We may degrade ISIS, Al Qaeda and the Taliban, or even break them up, but successors are certain to follow. The United States and both its Western and Arab allies will face a continuing threat for at least the next decade and possibly the next quarter century. Some attacks will succeed every year during that time, and more Americans and others outside the Muslim world will die – as well as thousands more within it. This is a risk we will have to live with, as we do with so many other risks on a day-to-day basis.

Clearly acknowledge the reality that we can only contain this threat – and eventually end it – by working with Muslim and Arab allies. It is, however, a threat we can sharply limit and contain – as long as we have strong Arab and Muslim partners, and no movement like ISIS, al Qaeda, or the Taliban can seize a stable base and become a real state.

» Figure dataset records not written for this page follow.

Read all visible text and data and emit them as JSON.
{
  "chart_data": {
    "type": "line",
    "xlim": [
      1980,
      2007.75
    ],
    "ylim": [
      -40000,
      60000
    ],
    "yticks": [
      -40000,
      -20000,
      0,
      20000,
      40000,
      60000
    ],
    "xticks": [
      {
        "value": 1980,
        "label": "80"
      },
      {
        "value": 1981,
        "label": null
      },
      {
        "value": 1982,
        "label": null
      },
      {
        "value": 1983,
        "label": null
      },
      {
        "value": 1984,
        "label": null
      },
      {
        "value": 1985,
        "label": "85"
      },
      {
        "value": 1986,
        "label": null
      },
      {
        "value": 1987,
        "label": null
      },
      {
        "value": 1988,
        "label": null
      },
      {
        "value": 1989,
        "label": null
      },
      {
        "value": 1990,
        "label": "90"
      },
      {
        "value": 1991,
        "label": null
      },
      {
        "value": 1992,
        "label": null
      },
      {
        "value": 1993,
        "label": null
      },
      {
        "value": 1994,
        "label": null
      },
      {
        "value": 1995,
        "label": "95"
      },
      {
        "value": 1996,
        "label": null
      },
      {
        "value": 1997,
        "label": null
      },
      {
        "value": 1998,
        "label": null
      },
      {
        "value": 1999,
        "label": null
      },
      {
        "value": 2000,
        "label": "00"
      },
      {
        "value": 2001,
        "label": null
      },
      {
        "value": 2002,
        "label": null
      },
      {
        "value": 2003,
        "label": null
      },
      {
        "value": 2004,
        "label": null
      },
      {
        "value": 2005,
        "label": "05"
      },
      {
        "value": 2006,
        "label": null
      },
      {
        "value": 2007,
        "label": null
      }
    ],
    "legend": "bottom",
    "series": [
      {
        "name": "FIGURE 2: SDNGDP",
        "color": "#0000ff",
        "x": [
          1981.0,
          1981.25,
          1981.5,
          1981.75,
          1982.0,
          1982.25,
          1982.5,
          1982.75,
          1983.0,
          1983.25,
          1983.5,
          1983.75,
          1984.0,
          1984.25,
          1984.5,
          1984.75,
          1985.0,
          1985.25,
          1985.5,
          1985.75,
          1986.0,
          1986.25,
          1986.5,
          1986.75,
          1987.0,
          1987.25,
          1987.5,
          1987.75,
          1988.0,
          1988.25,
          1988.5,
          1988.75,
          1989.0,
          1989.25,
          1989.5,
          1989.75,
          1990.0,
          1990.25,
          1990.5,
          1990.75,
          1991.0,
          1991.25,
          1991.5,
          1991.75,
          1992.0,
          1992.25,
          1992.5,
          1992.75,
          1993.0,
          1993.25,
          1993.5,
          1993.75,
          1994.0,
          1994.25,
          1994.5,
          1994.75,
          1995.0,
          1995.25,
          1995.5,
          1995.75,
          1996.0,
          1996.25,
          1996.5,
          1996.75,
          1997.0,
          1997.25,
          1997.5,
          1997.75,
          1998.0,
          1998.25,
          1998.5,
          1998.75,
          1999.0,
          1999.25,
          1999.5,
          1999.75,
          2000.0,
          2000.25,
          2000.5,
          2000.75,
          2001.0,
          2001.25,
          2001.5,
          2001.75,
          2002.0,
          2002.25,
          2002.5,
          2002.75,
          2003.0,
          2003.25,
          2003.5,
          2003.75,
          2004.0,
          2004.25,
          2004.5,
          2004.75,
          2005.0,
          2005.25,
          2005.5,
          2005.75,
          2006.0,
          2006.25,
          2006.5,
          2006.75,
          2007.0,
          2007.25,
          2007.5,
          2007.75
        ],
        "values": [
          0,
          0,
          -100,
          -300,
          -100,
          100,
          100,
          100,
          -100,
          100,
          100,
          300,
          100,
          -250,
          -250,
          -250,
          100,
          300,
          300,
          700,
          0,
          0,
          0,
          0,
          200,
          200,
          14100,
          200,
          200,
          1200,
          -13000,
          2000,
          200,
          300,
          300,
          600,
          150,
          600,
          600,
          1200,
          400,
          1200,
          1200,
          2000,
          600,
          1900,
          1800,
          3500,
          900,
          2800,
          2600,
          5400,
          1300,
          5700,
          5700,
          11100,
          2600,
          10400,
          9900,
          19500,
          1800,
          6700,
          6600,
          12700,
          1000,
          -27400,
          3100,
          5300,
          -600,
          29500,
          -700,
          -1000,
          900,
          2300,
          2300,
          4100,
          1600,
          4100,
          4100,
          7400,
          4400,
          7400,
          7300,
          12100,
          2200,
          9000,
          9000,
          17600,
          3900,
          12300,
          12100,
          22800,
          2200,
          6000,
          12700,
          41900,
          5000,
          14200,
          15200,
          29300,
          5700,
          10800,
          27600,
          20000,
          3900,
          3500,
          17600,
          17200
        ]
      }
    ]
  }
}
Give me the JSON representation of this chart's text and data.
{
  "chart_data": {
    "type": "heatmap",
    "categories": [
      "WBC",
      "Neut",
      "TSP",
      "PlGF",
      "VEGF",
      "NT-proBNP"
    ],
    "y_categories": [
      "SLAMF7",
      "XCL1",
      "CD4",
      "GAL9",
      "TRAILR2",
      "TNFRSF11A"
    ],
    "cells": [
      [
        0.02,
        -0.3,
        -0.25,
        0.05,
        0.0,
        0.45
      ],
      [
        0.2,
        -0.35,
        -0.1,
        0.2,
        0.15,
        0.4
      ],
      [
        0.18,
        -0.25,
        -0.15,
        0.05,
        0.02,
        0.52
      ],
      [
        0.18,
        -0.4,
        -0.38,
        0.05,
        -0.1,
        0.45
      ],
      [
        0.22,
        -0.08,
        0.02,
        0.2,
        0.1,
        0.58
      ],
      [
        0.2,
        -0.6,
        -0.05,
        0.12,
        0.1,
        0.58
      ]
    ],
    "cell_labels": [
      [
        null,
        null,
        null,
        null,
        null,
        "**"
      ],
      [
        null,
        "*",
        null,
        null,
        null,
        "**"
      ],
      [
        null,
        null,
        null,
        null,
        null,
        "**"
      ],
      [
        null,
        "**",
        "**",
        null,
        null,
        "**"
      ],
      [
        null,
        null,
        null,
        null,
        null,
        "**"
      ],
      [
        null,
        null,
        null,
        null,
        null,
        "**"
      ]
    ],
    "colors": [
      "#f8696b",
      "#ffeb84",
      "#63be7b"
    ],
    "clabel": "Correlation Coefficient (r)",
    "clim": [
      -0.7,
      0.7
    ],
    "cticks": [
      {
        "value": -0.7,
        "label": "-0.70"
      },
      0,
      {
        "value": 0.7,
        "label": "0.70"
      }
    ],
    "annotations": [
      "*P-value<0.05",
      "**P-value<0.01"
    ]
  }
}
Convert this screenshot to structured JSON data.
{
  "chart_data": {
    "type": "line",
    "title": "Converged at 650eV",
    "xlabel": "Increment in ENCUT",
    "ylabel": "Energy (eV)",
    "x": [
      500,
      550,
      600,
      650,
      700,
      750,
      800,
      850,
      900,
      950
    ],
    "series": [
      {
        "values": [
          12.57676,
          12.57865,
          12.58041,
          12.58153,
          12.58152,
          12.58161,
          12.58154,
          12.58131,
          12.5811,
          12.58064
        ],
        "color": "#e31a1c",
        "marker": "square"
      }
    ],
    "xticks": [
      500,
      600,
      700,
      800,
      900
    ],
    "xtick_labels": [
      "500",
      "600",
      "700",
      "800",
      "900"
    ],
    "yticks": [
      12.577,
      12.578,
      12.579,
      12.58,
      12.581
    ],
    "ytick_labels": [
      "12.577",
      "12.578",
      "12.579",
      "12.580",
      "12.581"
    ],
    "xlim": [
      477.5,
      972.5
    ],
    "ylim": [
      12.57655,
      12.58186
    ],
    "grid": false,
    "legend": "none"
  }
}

There is no single act that can do more to empower Islamist extremists, and lead to more attacks on the United States and the West than to alienate the Muslims and allies in largely Muslim states that are critical to defeating Islamist extremists and preserving and asserting the real values of Islam. The case against bigotry and prejudice is not simply one of basic American values; it is a matter of necessity.

No one can silence extremism, or end it, except by countering its ideological base and dealing with its other causes. This has to come from with the Muslim and Arab world, and through working with Muslims in the West and with Muslim countries and governments.

Rejecting and alienating Muslims in the United States and the rest of the West, simply ends in aiding terrorism. Alienating the many Muslim countries that are our partners in counterterrorism and counterinsurgency, campaigning on a ticket based on panic and fear, feeding religious prejudice and hatred, creates enemies, denies us allies, and deprives us of the influence needed to encourage reform. It is a form of political and personal opportunism that can make things far worse in 2016 and the years that follow.

Some New Year’s resolutions not only need to be made, they need to be kept. The United States does face a real threat from terrorist attacks both on U.S. soil and abroad, but it cannot meet this threat through partisanship, panic, and prejudice.